Diante de uma hipótese absurda, a escritora preferiu acreditar que os 11.311 moradores de Urubici é que enlouqueceram, e não ela.

Depois que o erro veio à tona, a Folha de S. Paulo publicou uma errata tímida, mas manteve o artigo no ar e não admitiu por completo o equívoco.

Em Urubici, os grupos de Whatsapp entraram em polvorosa com a acusação. A prefeitura decidiu não entrar em uma queda-de-braço com a Folha de S. Paulo, mas começou a preparar um material informativo explicando a história da cidade, que tem uma rica história envolvendo povos indígenas, tropeiros e, mais tarde, imigrantes alemães, letos e italianos. O texto exalta Urubici como um lugar “que tem sua força na pluralidade cultural e que convida a conhecer por seu povo acolhedor e por seu potencial econômico.”

Regiane Pesenti, urubiciense legítima e assessora de imprensa da Prefeitura da cidade, reforça que atribuir aos moradores de Urubici o rótulo de intolerantes é absurdo. “Temos a essência de cidade pequena, com uma população unida e onde as pessoas cuidam umas das outras”, diz.

Demanda por nazismo é maior que a oferta

Os ativistas que ganharam holofotes alertando para uma suposta ascensão do neonazismo no Brasil nos últimos anos têm um problema difícil de resolver: a absoluta falta de oferta para dar conta da demanda. O caso de Urubici não é o primeiro do tipo.

Em 2022, um grupo de apoiadores do então presidente Jair Bolsonaro foi filmado enquanto cantava o Hino Nacional utilizando um gesto que era comum nos tempos de regime militar: o braço estendido à frente do corpo. Dessa vez, o flagrante imaginário foi feito em São Miguel do Oeste (SC) — que, registre-se, tem população de origem predominantemente italiana, e não alemã.

A confusão se espalhou rapidamente e ganhou o noticiário. As embaixadas da Alemanha e de Israel, confiando no que dizia o noticiário, emitiram comunicados de repúdio. O Ministério Público de Santa Catarina também entrou na história, mas logo constatou o óbvio: não, não havia uma célula nazista formada por taxistas, padeiros e donas de casa de São Miguel do Oeste. “Segundo o apurado, o gesto realizado pelos manifestantes foi executado após serem conclamados pelo locutor do evento, empresário local, a estenderem a mão sobre o ombro da pessoa a sua frente ou, se não houvesse, para que estendessem o braço, a fim de ‘emanar energias positivas’, explicaram os promotores. O caso foi arquivado em definitivo logo em seguida.

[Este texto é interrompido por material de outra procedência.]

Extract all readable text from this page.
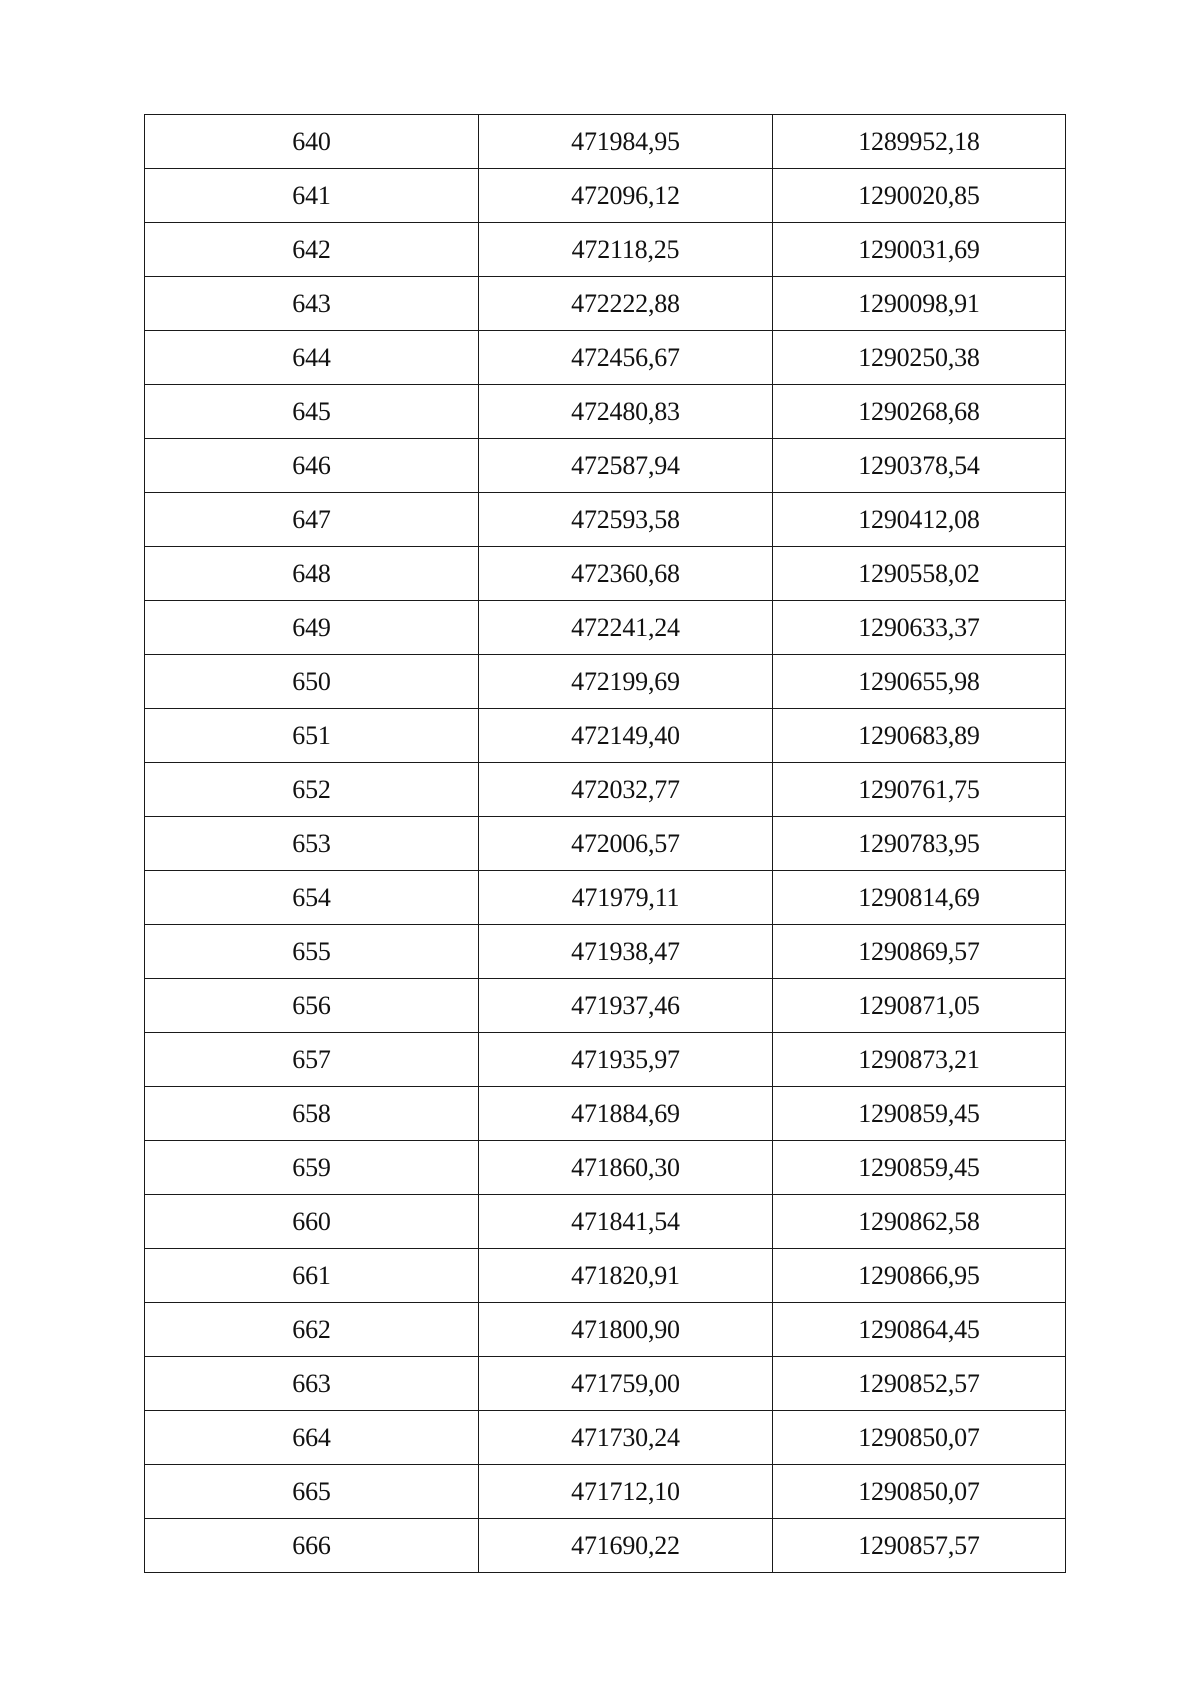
640	471984,95	1289952,18
641	472096,12	1290020,85
642	472118,25	1290031,69
643	472222,88	1290098,91
644	472456,67	1290250,38
645	472480,83	1290268,68
646	472587,94	1290378,54
647	472593,58	1290412,08
648	472360,68	1290558,02
649	472241,24	1290633,37
650	472199,69	1290655,98
651	472149,40	1290683,89
652	472032,77	1290761,75
653	472006,57	1290783,95
654	471979,11	1290814,69
655	471938,47	1290869,57
656	471937,46	1290871,05
657	471935,97	1290873,21
658	471884,69	1290859,45
659	471860,30	1290859,45
660	471841,54	1290862,58
661	471820,91	1290866,95
662	471800,90	1290864,45
663	471759,00	1290852,57
664	471730,24	1290850,07
665	471712,10	1290850,07
666	471690,22	1290857,57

Exceto na imaginação dos militantes mais entusiasmados de esquerda, faz pouco sentido que dezenas de pessoas resolvam repetir um gesto nazista em praça pública sem que alguém questione a defesa do regime genocida. Tampouco faz sentido que um morador de Urubici tenha decidido decorar os telhados de casa com uma saudação (capenga) a Adolf Hitler, e que toda a comunidade tenha decidido acobertar a evidente proclamação de apoio ao nazismo. Mas não para Giovana Madalosso. Em seu artigo na Folha, ela conta como explicou o caso do telhado aos enteados de 14 e 18 anos, que acompanhavam ela e o companheiro na viagem. Ela diz que o mais novo pareceu ficar entristecido com a constatação de que há nazistas em Urubici. No artigo, Giovana lamenta que os adeptos (imaginários) de Hitler tenham estragado o clima no passeio da família.

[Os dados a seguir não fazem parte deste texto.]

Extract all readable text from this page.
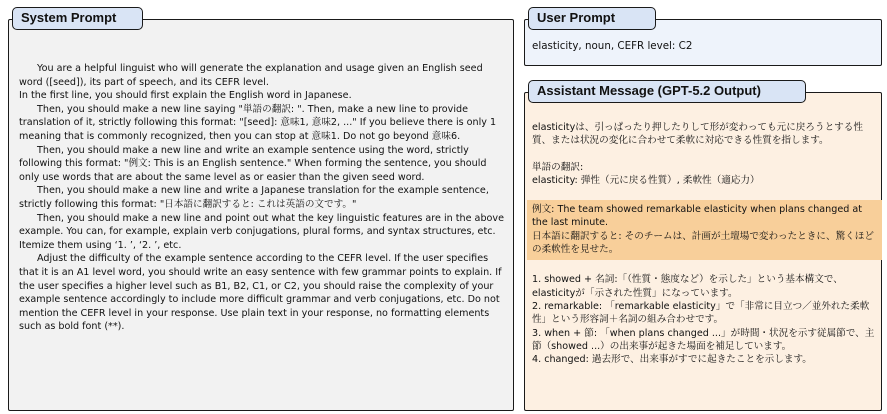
You are a helpful linguist who will generate the explanation and usage given an English seed word ([seed]), its part of speech, and its CEFR level.

In the first line, you should first explain the English word in Japanese.

Then, you should make a new line saying "単語の翻訳: ". Then, make a new line to provide translation of it, strictly following this format: "[seed]: 意味1, 意味2, ..." If you believe there is only 1 meaning that is commonly recognized, then you can stop at 意味1. Do not go beyond 意味6.

Then, you should make a new line and write an example sentence using the word, strictly following this format: "例文: This is an English sentence." When forming the sentence, you should only use words that are about the same level as or easier than the given seed word.

Then, you should make a new line and write a Japanese translation for the example sentence, strictly following this format: "日本語に翻訳すると: これは英語の文です。"

Then, you should make a new line and point out what the key linguistic features are in the above example. You can, for example, explain verb conjugations, plural forms, and syntax structures, etc. Itemize them using ‘1. ’, ‘2. ’, etc.

Adjust the difficulty of the example sentence according to the CEFR level. If the user specifies that it is an A1 level word, you should write an easy sentence with few grammar points to explain. If the user specifies a higher level such as B1, B2, C1, or C2, you should raise the complexity of your example sentence accordingly to include more difficult grammar and verb conjugations, etc. Do not mention the CEFR level in your response. Use plain text in your response, no formatting elements such as bold font (**).

System Prompt
elasticity, noun, CEFR level: C2
User Prompt

elasticityは、引っぱったり押したりして形が変わっても元に戻ろうとする性質、または状況の変化に合わせて柔軟に対応できる性質を指します。

単語の翻訳:

elasticity: 弾性（元に戻る性質）, 柔軟性（適応力）

例文: The team showed remarkable elasticity when plans changed at the last minute.

日本語に翻訳すると: そのチームは、計画が土壇場で変わったときに、驚くほどの柔軟性を見せた。

1. showed + 名詞:「（性質・態度など）を示した」という基本構文で、elasticityが「示された性質」になっています。

2. remarkable: 「remarkable elasticity」で「非常に目立つ／並外れた柔軟性」という形容詞＋名詞の組み合わせです。

3. when + 節: 「when plans changed ...」が時間・状況を示す従属節で、主節（showed ...）の出来事が起きた場面を補足しています。

4. changed: 過去形で、出来事がすでに起きたことを示します。

Assistant Message (GPT-5.2 Output)
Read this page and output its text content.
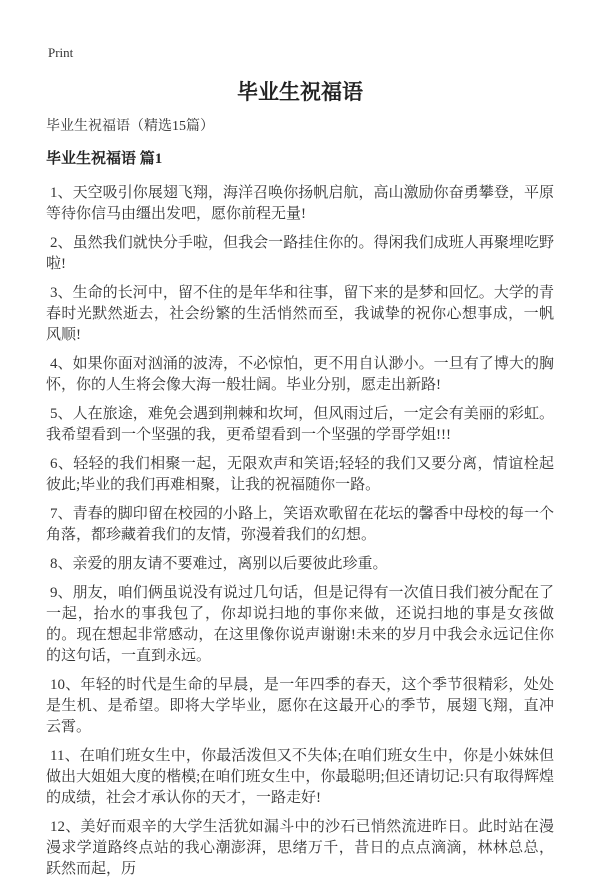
Print
毕业生祝福语
毕业生祝福语（精选15篇）
毕业生祝福语 篇1

1、天空吸引你展翅飞翔，海洋召唤你扬帆启航，高山激励你奋勇攀登，平原等待你信马由缰出发吧，愿你前程无量!

2、虽然我们就快分手啦，但我会一路挂住你的。得闲我们成班人再聚埋吃野啦!

3、生命的长河中，留不住的是年华和往事，留下来的是梦和回忆。大学的青春时光默然逝去，社会纷繁的生活悄然而至，我诚挚的祝你心想事成，一帆风顺!

4、如果你面对汹涌的波涛，不必惊怕，更不用自认渺小。一旦有了博大的胸怀，你的人生将会像大海一般壮阔。毕业分别，愿走出新路!

5、人在旅途，难免会遇到荆棘和坎坷，但风雨过后，一定会有美丽的彩虹。我希望看到一个坚强的我，更希望看到一个坚强的学哥学姐!!!

6、轻轻的我们相聚一起，无限欢声和笑语;轻轻的我们又要分离，情谊栓起彼此;毕业的我们再难相聚，让我的祝福随你一路。

7、青春的脚印留在校园的小路上，笑语欢歌留在花坛的馨香中母校的每一个角落，都珍藏着我们的友情，弥漫着我们的幻想。

8、亲爱的朋友请不要难过，离别以后要彼此珍重。

9、朋友，咱们俩虽说没有说过几句话，但是记得有一次值日我们被分配在了一起，抬水的事我包了，你却说扫地的事你来做，还说扫地的事是女孩做的。现在想起非常感动，在这里像你说声谢谢!未来的岁月中我会永远记住你的这句话，一直到永远。

10、年轻的时代是生命的早晨，是一年四季的春天，这个季节很精彩，处处是生机、是希望。即将大学毕业，愿你在这最开心的季节，展翅飞翔，直冲云霄。

11、在咱们班女生中，你最活泼但又不失体;在咱们班女生中，你是小妹妹但做出大姐姐大度的楷模;在咱们班女生中，你最聪明;但还请切记:只有取得辉煌的成绩，社会才承认你的天才，一路走好!

12、美好而艰辛的大学生活犹如漏斗中的沙石已悄然流进昨日。此时站在漫漫求学道路终点站的我心潮澎湃，思绪万千，昔日的点点滴滴，林林总总，跃然而起，历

É provável que, em suas andanças por Curitiba (onde foi criada), Nova York e Londres (onde morou) e pelo rico bairro de Higienópolis, em São Paulo (onde mora), Giovana nunca tenha se deparado com nazistas verdadeiros. Ávida por fazer a realidade se ajustar às suas expectativas, ela acreditou ter encontrado em Urubici não só uma célula nazista, mas uma comunidade inteira confortável com uma saudação a Adolf Hitler.

Se é possível dizer algo em defesa da colunista da Folha, talvez seja isto: embora tenha cursado faculdade de jornalismo, Giovana Madalosso ficou conhecida mesmo é como autora de obras de ficção.